As well as making mundane tasks preposterously complex, lack of sleep severely diminishes intellectual power and the process of learning. It’s incredibly hard to concentrate and to remain alert.
Clear communication fades into a blur of half-formed words and mumbled sentences. Any chance of using reason or persuasion is nullified by the overwhelming desire to curl up and sleep (or weep). Writing, particularly writing with clarity, becomes unimaginably difficult as the rhythmic flow is replaced by a murk and a fug that obscures intended meanings.
The absence of sufficient sleep also hinders the process of ‘storing’ or consolidating learning as memory. Without the necessary winks each night, not only will it be hard to learn the next day but, the chances are, much of what was learnt will be forgotten or become jumbled, harder to retrieve when needed. Sleep oils the pathways of memory and, without it, recall becomes laboured or confused.
What must it be like if you are a child coming to school in such a state – exhausted and ill-prepared for the day ahead? No matter how much planning and preparation, a teacher faced with an exhausted child is doomed to fail. The real problem arises when the one-off, the staying up late because of a party or the missed bedtime because of a protracted journey home, becomes routine.
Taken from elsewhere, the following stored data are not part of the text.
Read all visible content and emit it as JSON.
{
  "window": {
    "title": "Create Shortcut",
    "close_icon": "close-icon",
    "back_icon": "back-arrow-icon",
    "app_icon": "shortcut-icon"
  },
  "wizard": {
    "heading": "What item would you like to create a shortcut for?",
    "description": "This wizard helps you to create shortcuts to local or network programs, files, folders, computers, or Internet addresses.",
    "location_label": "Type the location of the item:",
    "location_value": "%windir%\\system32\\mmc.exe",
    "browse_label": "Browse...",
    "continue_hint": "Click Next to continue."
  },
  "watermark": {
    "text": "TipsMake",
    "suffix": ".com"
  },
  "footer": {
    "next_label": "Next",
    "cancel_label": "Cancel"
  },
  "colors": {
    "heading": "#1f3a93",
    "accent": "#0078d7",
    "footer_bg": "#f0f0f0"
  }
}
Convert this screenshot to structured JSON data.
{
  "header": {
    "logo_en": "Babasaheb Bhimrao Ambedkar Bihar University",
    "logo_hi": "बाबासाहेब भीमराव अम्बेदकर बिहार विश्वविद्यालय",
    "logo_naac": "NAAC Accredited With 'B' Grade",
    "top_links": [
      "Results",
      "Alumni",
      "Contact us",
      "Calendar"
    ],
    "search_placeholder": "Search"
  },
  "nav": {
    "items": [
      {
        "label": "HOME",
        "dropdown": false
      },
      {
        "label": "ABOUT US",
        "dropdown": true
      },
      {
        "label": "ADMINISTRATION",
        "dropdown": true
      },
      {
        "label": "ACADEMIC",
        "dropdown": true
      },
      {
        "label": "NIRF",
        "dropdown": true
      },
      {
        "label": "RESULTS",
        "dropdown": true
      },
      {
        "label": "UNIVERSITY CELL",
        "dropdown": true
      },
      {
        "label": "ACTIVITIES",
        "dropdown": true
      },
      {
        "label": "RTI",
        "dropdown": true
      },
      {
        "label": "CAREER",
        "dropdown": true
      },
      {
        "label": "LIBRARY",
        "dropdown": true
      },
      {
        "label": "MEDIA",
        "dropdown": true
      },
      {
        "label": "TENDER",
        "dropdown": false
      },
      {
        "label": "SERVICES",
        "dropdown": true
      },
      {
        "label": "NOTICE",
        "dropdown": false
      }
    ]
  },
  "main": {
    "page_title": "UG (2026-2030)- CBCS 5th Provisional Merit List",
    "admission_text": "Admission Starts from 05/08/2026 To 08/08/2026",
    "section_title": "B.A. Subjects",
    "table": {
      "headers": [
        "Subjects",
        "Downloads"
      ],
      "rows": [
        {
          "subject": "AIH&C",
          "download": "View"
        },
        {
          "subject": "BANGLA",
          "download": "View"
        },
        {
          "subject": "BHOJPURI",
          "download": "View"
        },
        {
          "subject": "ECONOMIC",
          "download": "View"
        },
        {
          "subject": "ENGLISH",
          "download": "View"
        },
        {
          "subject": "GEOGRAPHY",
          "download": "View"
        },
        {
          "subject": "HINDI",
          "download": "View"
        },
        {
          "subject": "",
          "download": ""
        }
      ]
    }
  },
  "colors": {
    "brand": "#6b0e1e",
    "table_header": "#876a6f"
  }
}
For some, bedtime routines – the dull but necessary habits of getting child up the stairs, washed, pyjama-ed and calm – can be slack and chaotic. TVs blare and consoles click, long past suitable hours. For others, the grim reality of over-crowding mean peace and quiet are hard to find.
It’s hard to say how many, but a significant proportion of children in my school are what should be called ‘persistently exhausted’. You can see them the next day; bleary-eyed, yawning, disruptive, upset. They’re the ones that are falling behind.
My hunch is that exhaustion is as big a problem as absenteeism and, over time, has a similar impact on learning and life chances. What to do, though? Solutions are hard to find, that’s for sure.
I’m trying to think. Problem is, I’m beat – I was up all night with the kids.